Enfim, nessa pesquisa descobrir que os documentos históricos mostram que a querida Bahia se apropriou indevidamente de terras originalmente sergipanas, descobrir também que certa vez o Pe. Alfredo Passos disse:... que, de geração, em geração protestaremos. Portanto, no livro do então senador Francisco Rollemberg cita claramente que o governo da província da Bahia não cumpriu inteiramente o Decreto de 8 de Julho de 1820 e a Carta Régia de 5 de dezembro de 1822. Registra também que a independência SÓ SE CONSUMARÁ QUANDO SERGIPE RECEBER O JUSTO REPARO POR ESSA MUTILAÇÃO QUE FOI VÍTIMA.

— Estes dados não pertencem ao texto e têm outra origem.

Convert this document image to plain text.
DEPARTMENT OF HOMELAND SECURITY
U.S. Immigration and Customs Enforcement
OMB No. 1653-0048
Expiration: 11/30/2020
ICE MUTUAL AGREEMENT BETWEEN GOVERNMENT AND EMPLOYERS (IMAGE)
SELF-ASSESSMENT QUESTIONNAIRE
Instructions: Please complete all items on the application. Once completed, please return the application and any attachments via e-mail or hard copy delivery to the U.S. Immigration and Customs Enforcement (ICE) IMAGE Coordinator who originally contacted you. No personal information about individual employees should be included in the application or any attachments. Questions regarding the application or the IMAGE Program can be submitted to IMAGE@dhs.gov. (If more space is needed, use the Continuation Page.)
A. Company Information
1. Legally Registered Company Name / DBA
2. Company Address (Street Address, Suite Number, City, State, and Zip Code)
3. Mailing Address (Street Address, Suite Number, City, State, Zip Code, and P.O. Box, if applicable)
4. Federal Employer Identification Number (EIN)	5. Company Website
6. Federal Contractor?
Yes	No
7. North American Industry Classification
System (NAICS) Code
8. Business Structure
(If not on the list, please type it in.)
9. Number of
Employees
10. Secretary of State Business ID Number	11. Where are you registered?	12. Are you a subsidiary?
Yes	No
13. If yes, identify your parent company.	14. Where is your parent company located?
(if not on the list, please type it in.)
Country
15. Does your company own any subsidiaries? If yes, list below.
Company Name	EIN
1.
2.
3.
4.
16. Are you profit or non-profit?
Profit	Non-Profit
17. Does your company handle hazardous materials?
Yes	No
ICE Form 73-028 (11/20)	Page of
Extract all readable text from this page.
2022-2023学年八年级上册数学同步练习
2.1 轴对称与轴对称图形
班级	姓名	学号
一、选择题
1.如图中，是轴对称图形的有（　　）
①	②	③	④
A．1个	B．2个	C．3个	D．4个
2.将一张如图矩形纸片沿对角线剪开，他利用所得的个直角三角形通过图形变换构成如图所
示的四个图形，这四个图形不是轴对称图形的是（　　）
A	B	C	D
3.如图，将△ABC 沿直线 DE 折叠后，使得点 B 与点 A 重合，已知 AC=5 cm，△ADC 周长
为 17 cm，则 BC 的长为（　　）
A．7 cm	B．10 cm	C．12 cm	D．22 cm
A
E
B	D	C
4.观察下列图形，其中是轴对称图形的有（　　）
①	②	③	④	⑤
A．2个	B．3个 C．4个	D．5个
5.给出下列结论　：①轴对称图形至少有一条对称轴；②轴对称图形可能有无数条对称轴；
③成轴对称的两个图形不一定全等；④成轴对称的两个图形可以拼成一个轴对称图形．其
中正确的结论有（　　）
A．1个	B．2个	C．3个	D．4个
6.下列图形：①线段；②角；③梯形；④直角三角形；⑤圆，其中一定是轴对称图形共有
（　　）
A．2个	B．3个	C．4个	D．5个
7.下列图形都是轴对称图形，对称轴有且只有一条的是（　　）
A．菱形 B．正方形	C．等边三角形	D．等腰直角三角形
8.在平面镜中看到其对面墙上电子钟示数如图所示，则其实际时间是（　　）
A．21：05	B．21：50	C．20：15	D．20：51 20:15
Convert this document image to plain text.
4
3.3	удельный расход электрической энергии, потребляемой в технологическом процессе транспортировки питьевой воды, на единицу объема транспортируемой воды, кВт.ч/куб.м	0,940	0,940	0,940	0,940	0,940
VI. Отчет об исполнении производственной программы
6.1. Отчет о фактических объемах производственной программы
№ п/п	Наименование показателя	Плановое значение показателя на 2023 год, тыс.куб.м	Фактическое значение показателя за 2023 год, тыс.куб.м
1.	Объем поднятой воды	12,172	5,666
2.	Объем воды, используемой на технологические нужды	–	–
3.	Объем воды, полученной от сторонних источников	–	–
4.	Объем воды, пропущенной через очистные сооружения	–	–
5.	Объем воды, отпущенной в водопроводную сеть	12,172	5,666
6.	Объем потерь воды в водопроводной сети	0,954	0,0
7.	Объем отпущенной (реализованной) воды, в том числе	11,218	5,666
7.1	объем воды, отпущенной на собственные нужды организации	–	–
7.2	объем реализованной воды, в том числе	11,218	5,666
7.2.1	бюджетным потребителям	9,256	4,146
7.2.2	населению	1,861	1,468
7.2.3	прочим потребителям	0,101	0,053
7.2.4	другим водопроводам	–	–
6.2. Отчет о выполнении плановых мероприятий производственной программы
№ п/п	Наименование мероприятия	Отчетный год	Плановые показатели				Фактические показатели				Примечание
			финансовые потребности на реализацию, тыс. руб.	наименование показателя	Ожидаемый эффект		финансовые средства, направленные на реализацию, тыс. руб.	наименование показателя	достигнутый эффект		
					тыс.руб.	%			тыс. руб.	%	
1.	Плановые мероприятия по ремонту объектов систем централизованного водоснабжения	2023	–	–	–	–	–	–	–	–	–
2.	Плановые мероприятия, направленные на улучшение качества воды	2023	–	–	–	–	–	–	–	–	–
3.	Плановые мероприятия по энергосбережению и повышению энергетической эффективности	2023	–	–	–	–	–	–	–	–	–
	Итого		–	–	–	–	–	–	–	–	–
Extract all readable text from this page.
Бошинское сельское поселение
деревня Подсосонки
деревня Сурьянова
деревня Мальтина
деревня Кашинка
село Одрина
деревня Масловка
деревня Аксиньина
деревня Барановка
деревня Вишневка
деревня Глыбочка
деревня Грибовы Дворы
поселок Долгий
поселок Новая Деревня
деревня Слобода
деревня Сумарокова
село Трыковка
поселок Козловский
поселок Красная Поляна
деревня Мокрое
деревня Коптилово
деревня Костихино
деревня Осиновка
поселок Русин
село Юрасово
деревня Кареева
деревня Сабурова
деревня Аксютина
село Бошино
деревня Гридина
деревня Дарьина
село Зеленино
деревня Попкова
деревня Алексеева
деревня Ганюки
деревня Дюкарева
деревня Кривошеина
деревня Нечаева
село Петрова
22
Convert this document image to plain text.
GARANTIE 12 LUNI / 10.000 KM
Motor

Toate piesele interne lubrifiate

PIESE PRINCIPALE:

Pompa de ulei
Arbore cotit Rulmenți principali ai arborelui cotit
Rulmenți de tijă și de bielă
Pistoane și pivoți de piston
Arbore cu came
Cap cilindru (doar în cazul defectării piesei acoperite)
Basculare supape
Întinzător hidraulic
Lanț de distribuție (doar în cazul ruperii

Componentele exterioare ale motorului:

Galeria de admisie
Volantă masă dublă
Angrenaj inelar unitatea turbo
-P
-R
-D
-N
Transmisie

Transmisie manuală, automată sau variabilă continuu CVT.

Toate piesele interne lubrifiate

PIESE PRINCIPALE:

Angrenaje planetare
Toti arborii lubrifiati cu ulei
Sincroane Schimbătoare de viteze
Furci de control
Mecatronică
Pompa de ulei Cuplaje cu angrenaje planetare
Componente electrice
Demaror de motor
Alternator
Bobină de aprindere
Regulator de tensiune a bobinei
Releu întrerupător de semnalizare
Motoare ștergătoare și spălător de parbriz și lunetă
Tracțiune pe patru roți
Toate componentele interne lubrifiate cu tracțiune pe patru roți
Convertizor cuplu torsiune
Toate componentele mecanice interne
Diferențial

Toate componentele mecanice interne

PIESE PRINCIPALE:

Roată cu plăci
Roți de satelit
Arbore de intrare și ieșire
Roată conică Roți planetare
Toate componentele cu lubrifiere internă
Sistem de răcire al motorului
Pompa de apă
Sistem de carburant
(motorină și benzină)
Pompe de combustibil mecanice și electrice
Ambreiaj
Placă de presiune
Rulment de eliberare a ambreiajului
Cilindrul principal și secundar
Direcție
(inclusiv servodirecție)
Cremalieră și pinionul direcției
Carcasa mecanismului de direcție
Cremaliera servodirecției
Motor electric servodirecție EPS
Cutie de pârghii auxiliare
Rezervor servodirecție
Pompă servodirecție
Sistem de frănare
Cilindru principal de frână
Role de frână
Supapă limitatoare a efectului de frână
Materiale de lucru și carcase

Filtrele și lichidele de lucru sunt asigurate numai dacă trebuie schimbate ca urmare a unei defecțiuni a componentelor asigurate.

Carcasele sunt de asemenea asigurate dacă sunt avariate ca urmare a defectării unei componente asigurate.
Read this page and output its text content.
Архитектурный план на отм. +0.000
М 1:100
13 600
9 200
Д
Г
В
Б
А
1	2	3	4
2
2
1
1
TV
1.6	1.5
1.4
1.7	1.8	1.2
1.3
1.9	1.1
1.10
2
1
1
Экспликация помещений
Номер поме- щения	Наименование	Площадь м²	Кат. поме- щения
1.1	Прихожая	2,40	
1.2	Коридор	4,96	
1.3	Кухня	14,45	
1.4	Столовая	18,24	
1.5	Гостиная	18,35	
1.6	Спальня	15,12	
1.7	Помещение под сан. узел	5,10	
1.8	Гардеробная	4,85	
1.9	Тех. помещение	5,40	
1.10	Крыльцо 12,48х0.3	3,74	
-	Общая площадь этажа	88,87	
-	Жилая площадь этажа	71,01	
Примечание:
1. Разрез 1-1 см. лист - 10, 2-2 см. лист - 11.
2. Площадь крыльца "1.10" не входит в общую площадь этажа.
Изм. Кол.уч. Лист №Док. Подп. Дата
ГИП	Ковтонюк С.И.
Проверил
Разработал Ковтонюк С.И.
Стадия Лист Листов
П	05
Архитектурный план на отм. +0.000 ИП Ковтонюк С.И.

*José Augusto dos Santos é editor do jornal Folha da Região/Estância-Se, jornalista, radialista e professor.
Fonte: http://www.joilsoncosta.com.br/
Comentário:
Fazendo uma reflexão a respeito da matéria acima, vou me ater a analisar a situação de Jeremoabo em relação a Sergipe.
Vamos começar pelas estradas, o cidadão sofredor sai de Jeremoabo com destino a Aracaju, se optar via Carira irá amargurar mais ou menos 90 km de estrada de barro muito das vezes intrafegável, quando entra no solo sergipano é estrada de esfalfo.
Trafegando via Cícero Dantas a situação ainda é pior, asfaltos cheios de crateras, só indo melhorar quando entra no Estado de Sergipe em Simão Dias.
Na educação sempre quem tinha condições partia com destino a capital Sergipana; apelando para emprego, a situação é a mesma, como aqui na localidade a quantidade de vagas e ínfima, muitos encontram uma tabua de Salvação também em Aracaju.
Bronca mesmo é na saúde, onde aqui na cidade de Jeremoabo existe um elefante branco apelidado de Hospital, onde há recursos financeiros, haja vista que foram assinados 26 (vinte e seis) contratos com médicos e dentista, só que muitos deles recebem o dinheiro como se trabalhando estivesses, porém são virtuais, iguais à linha imaginária, enquanto isso, a romaria em busca de atendimento médico em Aracaju já se tornou uma constante.
Poderia tecer comentários a respeito de gêneros alimentícios daquele estado que abastece a nossa cidade, ou então o comercio local, onde os principais estabelecimentos são de propriedades de Sergipanos.
Mas saindo dos considerandos e partindo para os finalmente, chegamos ao consenso que Jeremoabo desligou de Sergipe apenas no papel, porque na realidade sobrevive na sua dependência, é igual a filho que sai de casa mas continua na dependência dos pais.